Plus d'un quart des personnes accueillies par le Secours catholique l'an dernier étaient sans ressource, un niveau record, selon l'association qui alerte jeudi sur la difficulté d'accès aux prestations sociales en raison de critères resserrés et de démarches dématérialisées complexes.
Le revenu médian des ménages accueillis par l'association s'est établi à 555 euros par mois en 2023, constate-t-elle dans son rapport annuel.
Au total, 95% des ménages rencontrés vivaient sous le seuil de pauvreté, soit 1.216 euros pour une personne seule.
Surtout, 25,4% d'entre eux étaient sans ressources, un chiffre "record", en hausse de deux points par rapport à l'année précédente. Ils tentent de "survivre grâce à la débrouille et au soutien de ceux qui sont en capacité de les aider".
Cette précarité est notamment la traduction de "l'éloignement de la solidarité produite par l'administration elle-même", selon l'association, qui a accueilli l'an dernier plus d'un million de personnes dont 216.000 familles avec enfants.
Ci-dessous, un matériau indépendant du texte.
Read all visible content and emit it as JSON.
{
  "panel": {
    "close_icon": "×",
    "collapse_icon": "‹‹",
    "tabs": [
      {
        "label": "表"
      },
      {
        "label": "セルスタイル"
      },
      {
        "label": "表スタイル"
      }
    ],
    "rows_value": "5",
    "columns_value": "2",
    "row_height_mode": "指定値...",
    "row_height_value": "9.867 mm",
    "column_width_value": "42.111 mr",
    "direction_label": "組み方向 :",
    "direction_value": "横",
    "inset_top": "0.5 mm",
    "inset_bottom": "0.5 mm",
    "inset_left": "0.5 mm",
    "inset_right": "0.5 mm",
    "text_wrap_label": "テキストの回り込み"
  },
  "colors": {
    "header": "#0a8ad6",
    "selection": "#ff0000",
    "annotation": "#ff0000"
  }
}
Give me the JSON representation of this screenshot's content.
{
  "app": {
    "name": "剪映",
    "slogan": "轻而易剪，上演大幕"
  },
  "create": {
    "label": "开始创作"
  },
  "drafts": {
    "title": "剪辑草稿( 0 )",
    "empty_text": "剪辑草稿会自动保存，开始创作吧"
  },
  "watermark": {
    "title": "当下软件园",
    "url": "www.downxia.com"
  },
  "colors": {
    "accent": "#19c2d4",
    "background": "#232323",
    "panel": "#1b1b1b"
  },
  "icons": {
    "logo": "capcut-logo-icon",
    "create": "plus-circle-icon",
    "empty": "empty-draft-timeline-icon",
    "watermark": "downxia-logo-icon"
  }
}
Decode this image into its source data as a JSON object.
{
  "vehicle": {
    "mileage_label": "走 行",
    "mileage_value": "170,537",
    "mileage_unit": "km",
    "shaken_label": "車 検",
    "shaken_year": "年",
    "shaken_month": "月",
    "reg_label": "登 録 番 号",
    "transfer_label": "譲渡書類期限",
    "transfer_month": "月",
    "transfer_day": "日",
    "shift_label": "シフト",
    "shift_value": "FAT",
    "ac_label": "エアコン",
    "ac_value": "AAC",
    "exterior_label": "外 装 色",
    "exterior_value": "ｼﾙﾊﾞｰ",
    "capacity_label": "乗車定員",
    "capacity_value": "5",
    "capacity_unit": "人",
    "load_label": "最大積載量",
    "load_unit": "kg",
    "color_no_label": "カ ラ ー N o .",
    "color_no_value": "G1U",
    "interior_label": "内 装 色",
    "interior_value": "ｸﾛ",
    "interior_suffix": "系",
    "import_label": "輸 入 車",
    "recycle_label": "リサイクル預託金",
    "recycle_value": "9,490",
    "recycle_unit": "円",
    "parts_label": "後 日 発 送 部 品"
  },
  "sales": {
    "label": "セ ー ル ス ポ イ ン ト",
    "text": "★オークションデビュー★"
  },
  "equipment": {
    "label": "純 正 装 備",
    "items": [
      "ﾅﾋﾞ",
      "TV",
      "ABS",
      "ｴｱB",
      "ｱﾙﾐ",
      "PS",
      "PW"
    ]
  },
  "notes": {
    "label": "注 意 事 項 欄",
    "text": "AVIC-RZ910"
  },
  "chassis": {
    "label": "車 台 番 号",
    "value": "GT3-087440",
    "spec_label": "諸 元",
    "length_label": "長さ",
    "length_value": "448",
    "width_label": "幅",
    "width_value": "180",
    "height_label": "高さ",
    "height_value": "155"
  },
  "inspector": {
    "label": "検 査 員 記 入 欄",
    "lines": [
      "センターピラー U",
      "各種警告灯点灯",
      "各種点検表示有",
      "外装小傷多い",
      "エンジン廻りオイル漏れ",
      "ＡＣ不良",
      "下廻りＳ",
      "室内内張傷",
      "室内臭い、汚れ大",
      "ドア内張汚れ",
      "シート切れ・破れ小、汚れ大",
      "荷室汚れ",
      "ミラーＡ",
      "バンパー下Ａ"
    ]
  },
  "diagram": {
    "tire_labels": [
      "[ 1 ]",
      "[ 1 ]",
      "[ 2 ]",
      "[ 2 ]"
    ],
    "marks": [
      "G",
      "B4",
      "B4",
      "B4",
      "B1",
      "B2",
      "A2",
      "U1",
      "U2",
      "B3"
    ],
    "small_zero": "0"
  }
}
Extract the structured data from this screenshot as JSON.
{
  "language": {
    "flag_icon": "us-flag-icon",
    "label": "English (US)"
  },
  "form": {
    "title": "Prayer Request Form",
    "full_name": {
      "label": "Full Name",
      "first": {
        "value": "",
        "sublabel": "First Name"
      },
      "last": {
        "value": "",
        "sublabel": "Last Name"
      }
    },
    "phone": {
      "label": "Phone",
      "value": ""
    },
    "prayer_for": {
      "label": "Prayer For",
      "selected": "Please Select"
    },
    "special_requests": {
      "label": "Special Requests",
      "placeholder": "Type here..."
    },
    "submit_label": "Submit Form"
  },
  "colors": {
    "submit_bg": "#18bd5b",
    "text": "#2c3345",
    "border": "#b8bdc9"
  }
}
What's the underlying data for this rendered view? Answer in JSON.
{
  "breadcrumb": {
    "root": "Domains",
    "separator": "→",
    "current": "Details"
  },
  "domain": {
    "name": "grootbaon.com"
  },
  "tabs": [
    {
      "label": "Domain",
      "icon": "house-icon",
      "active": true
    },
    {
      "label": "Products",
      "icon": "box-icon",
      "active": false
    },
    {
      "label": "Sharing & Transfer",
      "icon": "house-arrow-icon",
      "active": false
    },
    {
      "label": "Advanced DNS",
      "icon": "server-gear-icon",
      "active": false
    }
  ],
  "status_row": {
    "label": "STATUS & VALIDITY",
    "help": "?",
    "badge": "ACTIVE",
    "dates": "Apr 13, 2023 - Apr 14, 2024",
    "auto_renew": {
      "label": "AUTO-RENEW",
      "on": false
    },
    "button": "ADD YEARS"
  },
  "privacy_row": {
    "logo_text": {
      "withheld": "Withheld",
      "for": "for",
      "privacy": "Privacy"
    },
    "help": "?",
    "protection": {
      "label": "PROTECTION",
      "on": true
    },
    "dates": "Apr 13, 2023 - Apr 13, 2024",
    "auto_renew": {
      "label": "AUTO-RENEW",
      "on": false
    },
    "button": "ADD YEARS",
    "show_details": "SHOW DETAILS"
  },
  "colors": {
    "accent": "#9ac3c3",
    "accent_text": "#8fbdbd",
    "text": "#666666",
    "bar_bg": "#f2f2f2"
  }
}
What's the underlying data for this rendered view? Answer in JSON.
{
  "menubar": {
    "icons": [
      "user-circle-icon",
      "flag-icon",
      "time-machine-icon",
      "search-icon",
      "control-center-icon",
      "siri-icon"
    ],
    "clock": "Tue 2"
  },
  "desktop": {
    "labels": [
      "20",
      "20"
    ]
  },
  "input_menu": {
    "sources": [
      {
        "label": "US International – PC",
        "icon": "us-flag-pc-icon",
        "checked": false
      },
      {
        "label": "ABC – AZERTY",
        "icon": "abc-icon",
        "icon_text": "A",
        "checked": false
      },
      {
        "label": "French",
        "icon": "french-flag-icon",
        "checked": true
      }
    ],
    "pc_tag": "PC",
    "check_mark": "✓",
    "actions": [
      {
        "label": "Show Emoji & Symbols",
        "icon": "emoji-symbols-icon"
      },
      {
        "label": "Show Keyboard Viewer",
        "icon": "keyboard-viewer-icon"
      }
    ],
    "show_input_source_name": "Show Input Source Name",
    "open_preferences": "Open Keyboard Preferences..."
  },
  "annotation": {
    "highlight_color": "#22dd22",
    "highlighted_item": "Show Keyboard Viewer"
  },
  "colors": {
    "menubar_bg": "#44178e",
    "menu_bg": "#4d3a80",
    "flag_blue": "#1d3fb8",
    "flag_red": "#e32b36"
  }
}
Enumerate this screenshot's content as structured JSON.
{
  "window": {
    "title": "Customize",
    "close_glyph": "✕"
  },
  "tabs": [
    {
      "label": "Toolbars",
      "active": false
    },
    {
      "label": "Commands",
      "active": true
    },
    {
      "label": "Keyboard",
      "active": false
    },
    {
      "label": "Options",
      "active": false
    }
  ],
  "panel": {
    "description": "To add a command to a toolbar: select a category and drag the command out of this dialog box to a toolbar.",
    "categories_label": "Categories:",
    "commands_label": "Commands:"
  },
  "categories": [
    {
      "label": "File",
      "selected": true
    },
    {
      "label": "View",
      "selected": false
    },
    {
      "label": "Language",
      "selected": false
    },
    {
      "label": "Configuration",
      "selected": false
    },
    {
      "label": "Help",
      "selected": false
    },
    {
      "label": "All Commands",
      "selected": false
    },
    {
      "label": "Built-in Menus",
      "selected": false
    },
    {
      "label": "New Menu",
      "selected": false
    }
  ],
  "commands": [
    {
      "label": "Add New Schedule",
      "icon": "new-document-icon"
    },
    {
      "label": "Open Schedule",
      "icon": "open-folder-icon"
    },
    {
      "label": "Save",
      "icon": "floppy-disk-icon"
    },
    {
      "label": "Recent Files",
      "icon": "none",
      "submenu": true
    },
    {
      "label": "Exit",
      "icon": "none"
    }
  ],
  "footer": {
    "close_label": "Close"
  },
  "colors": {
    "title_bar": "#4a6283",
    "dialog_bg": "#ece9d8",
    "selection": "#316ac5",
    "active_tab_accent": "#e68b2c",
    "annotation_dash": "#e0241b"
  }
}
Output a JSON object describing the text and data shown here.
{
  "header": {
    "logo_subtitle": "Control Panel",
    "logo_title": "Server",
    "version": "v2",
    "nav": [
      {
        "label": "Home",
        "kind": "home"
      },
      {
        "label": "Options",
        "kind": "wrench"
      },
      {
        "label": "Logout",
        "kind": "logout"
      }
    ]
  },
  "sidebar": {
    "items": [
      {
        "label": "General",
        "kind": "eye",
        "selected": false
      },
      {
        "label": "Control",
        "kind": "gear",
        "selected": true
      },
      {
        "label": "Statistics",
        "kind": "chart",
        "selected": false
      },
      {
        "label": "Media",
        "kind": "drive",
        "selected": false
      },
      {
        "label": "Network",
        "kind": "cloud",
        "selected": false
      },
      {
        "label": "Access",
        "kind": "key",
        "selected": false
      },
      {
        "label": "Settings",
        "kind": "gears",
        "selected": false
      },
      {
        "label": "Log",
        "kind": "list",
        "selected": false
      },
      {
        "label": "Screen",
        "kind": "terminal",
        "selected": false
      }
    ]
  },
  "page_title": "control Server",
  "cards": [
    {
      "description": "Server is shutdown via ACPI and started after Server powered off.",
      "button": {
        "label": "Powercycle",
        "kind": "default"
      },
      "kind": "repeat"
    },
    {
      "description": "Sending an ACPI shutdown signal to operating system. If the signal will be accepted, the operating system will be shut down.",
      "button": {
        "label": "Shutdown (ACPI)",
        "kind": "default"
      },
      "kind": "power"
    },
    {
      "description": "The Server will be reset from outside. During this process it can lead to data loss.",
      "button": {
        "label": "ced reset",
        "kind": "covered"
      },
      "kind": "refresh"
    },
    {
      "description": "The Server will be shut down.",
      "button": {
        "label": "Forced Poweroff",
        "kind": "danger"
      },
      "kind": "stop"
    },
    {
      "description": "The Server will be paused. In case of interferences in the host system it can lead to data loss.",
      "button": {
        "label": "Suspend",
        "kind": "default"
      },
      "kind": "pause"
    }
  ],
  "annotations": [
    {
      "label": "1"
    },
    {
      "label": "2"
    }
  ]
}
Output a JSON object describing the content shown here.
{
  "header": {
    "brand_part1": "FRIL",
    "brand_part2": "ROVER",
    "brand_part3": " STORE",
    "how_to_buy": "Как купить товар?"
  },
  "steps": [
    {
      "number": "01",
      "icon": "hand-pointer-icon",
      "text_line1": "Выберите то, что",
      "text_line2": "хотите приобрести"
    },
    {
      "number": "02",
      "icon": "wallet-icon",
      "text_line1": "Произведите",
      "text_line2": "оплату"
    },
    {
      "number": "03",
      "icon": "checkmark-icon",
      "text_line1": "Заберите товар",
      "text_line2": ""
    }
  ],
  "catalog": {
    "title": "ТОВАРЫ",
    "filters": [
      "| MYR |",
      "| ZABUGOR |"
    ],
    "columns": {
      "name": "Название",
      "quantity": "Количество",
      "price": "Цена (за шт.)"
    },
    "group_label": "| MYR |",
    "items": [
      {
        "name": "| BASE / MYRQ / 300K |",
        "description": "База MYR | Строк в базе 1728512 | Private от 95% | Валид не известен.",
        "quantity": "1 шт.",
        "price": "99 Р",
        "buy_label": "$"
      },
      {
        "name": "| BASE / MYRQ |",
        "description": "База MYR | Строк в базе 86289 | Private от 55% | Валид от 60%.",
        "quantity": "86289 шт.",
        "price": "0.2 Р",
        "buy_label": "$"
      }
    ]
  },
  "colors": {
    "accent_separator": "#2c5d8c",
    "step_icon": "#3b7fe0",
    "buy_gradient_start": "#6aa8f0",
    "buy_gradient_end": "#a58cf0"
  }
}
Elle alerte ainsi sur "la difficulté à accéder à la protection sociale face à la dématérialisation des démarches administratives", mise en œuvre il y a une décennie et qui a connu une accélération depuis 2017. Ainsi, 13% des ménages rencontrés en 2023 ont exprimé un besoin d'aide pour effectuer de telles démarches, une hausse de 7 points en dix ans.
Ces publics se heurtent à "des sites faits par l'administration et pour l'administration", explique le président du Secours catholique, Didier Duriez. "Ceux qui n'ont pas accès à internet", ceux qui ne comprennent pas" ce qui leur est demandé, ni comment s'orienter dans les méandres administratifs, sont le plus pénalisés.
Résultat: un certain nombre de personnes ne perçoivent pas les aides auxquelles elles ont droit.
Par exemple, plus d'un tiers des ménages français éligibles au Revenu de solidarité active (36,1%) rencontrés par le Secours catholique ne le sollicitent pas, une proportion en hausse de plus de 13 points en une décennie. En ce qui concerne les allocations familiales, près du quart des ménages éligibles ne les perçoivent pas, une part en hausse de presque 10 points depuis 2010.
- "La croix et la bannière" -
"Pour avoir certains organismes au téléphone ou pour obtenir un rendez-vous, c'est la croix et la bannière", déplore auprès de l'AFP Nathalie, aide à domicile de 58 ans en arrêt maladie en raison de la maladie de Charcot.
"À chaque fois, on ne tombe pas sur la même personne, on doit tout reprendre à zéro pour leur expliquer la situation. On doit refaire, refaire, refaire et refaire encore des papiers", ajoute-t-elle. "On se fiche complètement des personnes qui sont isolées ou à petits revenus."
Outre le manque de connaissances ou le découragement face à la difficulté pour effectuer le démarche, la peur d'être stigmatisé explique le non recours à ces prestations sociales.
"Plus on dit dans les médias, au niveau des autorités politiques que ces gens sont des assistés et que ça coûte un pognon de dingue", plus "ça fait des dégâts incroyables", assure Didier Duriez.
Le recul de l'accès à certains droits est aussi le résultat du "durcissement des critères d'éligibilité" à certaines aides, comme le minimum vieillesse, les allocations chômage et le RSA, estime le Secours catholique.
"Si vous ne cochez pas les cases" ou que "vous êtes un petit peu en dehors de la case qui est prévue", le risque est d'entrer dans un "no man's land" où peut s'écouler beaucoup de temps - des mois - avant une réponse de l'administration, met en garde M. Duriez.
Pour remédier à cette situation, l'association demande de garantir un accès physique aux administrations et la mise en place d'une "politique publique de lutte contre les non-recours".